ISIS gains a powerful foothold in Egypt

The World
Smoke rises as a house is blown up by Egyptian security forces in northern Sinai. The government is trying to choke off the militant group, Ansar Bayt al-Maqdis, which has pledged its allegiance to ISIS.

If America's newest war is the fight against ISIS, then a new front may be opening up in Egypt.

Ansar Bayt al-Maqdis, a militant group that's staged attack in Egypt's Sinai Peninsula, announced this week that it's swearing allegiance to the so-called Islamic State. That makes it the first major extremist group outside of Iraq and Syria to join up with ISIS.

The group's move shows ISIS’ growing influence, says David Kirkpatrick, The New York Times' Cairo bureau chief 

"The big fear is that Ansar Bayt al-Maqdis will start acting more like ISIS," he says. "ISIS is famous for its indiscriminate violence and its truly careless, gratuitous mass killing of civilians."

By contrast, Ansar Bayt al-Maqdis has been a "remarkably disciplined and focused insurgent group" so far. They've portrayed themselves as protectors of people in the Sinai Peninsula who often feel neglected by the government, and their attacks have almost exclusively targeted soldiers and police. But that may change if ISIS provides the group with money and weapons.

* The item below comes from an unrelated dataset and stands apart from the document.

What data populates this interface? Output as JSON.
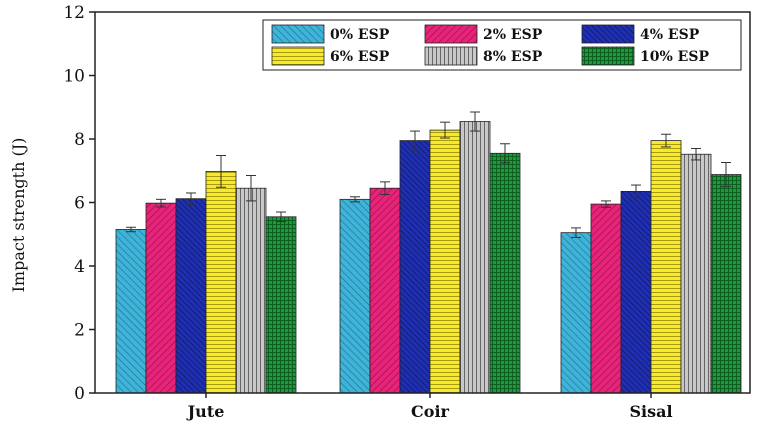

The Egyptian government has responded to the growing threat by creating a buffer zone around the Sinai. The military has evacuated more than 1,100 families living in the northern part of the Sinai, close to the border with Gaza.

The worry is that the crackdown could backfire, Kirkpatrick says: "If it turns out the checkpoints aren't as effective as the government thinks they are, then you've got to think about the possibility that eradicating these homes, this kind of heavy-handed, brute force approach ... might actually radicalize more young people."